Why the Most Advanced Move In Menswear Is Dressing Like a Grandma
During Paris Fashion Week in January, I shared a cab between shows with a friend of mine. I thought it was just a question of convenience, but as soon as we closed the car doors, he revealed his true purpose: he wanted to tell me about his new vintage Versace scarf.
He yanked it off his neck and began rhapsodizing about the design, which looked like the Art Deco illustrator Erte decided to draw the denizens of the South Beach gay club Twist. “Of all the people, I’m definitely him,” he said with zero irony, gesturing to a shirtless belly-dancer in yellow and red harem pants. And then he wrapped it gingerly around his neck and knotted it loosely, like a grandmother would—which is to say, like a pro. My friend is not a razzle-dazzle dresser—this is a guy who wears jeans and trench coats—but then we hopped out of the car and I noticed he had a Longchamp bag slung in the crook of his arm, and a cableknit crewneck tossed over his trench. (An advanced Olsen twin-ian move.) I wondered if he was an outlier—until our own style editor Noah Johnson revealed he had carved out several hours in Paris to hunt down his own Hermès scarf. Something, I thought, was afoot.

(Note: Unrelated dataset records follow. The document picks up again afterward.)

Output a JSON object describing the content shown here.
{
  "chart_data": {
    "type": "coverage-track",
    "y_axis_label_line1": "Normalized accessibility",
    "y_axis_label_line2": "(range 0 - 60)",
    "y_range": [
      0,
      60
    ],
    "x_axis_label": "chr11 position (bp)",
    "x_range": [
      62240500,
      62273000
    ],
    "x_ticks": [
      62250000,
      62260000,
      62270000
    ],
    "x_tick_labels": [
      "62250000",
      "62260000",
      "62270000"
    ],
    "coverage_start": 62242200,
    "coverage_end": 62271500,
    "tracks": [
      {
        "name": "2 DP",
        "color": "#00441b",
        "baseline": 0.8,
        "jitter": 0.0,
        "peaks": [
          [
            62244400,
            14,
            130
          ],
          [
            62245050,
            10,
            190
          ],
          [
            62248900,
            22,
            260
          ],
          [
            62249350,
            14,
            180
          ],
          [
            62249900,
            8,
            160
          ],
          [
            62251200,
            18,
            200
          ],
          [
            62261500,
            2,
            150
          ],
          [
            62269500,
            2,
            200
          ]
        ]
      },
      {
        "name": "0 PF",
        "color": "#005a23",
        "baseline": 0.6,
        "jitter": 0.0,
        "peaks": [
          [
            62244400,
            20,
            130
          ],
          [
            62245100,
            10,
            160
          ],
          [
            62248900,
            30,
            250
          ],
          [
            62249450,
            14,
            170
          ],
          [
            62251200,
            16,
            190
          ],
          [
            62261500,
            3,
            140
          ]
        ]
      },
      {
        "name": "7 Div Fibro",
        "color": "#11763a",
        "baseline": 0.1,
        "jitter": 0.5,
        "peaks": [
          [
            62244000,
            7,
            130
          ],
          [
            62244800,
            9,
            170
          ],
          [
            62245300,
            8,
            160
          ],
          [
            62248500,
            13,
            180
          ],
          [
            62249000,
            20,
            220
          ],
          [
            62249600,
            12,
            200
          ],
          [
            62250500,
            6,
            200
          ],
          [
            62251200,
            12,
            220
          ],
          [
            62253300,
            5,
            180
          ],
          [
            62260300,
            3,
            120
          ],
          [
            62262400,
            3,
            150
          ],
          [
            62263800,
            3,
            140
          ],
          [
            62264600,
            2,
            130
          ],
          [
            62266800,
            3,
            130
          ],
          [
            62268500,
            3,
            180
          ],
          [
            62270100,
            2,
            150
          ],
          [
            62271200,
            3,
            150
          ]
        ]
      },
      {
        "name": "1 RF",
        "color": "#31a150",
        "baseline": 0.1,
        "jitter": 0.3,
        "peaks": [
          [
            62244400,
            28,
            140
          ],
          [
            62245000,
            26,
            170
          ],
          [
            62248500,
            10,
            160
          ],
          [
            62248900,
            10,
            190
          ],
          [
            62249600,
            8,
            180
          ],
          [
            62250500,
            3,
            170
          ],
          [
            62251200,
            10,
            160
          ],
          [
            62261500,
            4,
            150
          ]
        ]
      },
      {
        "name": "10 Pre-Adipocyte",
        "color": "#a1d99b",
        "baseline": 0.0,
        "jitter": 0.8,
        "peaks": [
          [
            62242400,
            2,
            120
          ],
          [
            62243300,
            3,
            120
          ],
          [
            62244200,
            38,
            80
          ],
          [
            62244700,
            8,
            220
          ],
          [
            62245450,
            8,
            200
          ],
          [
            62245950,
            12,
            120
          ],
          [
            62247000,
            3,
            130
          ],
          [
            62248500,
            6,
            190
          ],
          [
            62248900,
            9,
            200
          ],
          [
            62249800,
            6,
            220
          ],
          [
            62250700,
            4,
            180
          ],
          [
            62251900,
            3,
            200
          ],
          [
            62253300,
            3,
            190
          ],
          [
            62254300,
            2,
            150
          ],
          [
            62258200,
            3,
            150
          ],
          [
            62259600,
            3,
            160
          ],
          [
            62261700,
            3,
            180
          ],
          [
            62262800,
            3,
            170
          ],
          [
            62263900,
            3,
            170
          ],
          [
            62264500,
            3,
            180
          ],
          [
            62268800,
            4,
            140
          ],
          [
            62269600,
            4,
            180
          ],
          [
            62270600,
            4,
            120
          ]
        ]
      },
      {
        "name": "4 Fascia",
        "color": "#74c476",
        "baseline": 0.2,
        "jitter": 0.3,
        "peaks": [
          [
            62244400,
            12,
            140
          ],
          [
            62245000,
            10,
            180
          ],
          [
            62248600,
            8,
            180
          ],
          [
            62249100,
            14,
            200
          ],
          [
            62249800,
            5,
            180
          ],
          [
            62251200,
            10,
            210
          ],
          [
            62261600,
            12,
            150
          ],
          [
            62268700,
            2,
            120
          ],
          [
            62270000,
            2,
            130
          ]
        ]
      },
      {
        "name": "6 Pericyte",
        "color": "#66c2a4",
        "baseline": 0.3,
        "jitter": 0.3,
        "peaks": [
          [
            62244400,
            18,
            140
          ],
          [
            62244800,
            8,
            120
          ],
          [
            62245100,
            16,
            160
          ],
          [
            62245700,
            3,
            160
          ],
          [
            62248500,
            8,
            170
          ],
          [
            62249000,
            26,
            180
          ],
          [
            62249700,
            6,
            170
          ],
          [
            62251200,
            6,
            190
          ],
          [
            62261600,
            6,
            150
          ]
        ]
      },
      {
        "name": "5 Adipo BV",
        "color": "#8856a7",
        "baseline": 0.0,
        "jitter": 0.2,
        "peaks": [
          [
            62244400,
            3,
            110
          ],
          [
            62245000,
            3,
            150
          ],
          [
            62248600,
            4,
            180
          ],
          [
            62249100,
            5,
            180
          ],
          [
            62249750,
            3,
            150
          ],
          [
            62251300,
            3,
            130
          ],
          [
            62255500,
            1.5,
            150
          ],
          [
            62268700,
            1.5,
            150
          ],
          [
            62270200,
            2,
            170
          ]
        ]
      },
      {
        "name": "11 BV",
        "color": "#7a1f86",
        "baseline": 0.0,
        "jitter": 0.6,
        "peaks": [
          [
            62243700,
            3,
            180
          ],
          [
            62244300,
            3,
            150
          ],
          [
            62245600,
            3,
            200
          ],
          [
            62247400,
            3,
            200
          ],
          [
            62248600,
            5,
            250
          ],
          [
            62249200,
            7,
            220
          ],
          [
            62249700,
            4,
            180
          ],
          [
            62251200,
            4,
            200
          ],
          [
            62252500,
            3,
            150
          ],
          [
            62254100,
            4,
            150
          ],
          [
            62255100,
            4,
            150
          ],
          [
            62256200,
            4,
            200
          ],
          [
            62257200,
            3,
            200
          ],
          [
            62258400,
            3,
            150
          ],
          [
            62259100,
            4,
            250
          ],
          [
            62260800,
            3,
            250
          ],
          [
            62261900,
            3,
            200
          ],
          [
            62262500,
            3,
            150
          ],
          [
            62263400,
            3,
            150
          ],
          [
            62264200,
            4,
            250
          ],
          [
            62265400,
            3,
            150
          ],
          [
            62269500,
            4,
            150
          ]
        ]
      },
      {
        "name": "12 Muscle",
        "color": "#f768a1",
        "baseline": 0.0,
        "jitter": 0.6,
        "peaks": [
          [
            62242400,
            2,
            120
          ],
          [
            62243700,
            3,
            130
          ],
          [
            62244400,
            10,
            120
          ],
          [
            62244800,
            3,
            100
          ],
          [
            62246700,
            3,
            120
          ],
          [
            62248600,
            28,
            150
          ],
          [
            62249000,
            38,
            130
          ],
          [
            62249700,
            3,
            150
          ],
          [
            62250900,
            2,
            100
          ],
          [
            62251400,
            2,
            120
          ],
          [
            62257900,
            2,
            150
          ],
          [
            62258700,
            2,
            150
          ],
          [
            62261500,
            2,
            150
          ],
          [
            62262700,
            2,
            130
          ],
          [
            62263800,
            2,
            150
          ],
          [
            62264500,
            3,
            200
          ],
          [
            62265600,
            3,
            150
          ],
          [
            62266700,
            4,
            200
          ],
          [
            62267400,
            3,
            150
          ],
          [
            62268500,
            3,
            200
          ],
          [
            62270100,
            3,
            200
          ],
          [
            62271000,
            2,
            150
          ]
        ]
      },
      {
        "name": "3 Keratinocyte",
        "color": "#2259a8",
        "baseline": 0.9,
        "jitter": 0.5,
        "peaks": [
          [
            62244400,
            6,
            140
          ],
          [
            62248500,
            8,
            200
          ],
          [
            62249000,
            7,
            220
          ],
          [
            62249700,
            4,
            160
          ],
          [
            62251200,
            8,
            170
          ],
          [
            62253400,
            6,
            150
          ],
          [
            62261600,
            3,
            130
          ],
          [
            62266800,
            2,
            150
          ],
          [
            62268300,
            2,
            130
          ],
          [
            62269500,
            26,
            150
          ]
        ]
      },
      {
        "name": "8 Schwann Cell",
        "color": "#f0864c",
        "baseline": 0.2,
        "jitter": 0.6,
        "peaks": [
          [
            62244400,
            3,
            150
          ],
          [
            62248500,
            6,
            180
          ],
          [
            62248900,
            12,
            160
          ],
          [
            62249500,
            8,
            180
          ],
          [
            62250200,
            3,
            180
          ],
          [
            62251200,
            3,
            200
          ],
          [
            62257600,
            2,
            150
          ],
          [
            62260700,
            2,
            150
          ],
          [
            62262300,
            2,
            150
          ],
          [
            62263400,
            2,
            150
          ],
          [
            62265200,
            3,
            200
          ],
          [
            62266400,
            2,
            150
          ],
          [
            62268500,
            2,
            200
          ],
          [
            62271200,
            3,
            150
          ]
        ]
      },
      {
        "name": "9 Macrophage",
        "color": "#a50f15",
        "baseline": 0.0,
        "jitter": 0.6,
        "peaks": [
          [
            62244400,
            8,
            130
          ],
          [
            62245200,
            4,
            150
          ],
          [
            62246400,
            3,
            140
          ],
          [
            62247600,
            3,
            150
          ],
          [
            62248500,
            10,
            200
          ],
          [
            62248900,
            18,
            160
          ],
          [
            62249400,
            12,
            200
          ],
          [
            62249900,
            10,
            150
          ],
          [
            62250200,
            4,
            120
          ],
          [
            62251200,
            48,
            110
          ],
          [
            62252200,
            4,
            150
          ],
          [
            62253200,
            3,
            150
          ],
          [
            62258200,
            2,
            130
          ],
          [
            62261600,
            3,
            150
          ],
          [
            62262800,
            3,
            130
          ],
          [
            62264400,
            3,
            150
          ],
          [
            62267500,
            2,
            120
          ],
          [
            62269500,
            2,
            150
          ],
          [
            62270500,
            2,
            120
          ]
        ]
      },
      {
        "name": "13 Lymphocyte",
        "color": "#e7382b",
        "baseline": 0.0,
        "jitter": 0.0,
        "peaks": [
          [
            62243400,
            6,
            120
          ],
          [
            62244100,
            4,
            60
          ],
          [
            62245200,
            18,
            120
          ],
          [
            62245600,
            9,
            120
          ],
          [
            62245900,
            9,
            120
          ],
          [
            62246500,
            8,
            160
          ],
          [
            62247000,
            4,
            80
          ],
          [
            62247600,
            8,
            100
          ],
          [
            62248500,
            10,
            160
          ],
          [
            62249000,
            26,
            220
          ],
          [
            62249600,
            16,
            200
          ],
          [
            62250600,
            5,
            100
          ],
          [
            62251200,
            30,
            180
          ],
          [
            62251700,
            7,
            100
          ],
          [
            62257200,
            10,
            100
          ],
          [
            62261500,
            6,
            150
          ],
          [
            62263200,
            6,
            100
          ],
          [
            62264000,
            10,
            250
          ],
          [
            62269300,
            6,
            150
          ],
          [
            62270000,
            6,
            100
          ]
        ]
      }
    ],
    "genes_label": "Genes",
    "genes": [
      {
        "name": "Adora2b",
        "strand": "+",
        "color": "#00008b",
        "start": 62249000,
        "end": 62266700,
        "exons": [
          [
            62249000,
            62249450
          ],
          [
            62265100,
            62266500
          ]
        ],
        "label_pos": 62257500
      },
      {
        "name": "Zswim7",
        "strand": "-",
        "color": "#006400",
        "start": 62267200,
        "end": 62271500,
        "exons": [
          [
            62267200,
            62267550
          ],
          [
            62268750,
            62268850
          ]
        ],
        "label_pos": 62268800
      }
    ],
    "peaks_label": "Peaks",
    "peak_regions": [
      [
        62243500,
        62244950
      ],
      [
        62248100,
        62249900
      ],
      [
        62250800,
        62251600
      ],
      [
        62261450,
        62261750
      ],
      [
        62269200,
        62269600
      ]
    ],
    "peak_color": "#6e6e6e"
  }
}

And that something is this: many men, it seems, have started to dress like Rich Older Women. They are knotting scarves around their neck, and slinging tasteful bags into the crooks of their arms, and even wearing ballet flats like they need you to apologize but will never tell you why. (Not to make everything about my mom, but lately, when I walk around New York and Paris, or check in on His Royal Highness Marc Jacobs on Instagram, I really have to wonder: why are all of you dressing like my mom?) The American doyenne aesthetic—dazzling jewels, silk, cashmere, and the nice coat—has migrated to menswear’s street style cognoscenti, so that the twenty- and thirty-something guys hanging on Howard Street, eating at Dimes, and going to museums look like they’re hunting for headbands in Zitomer’s.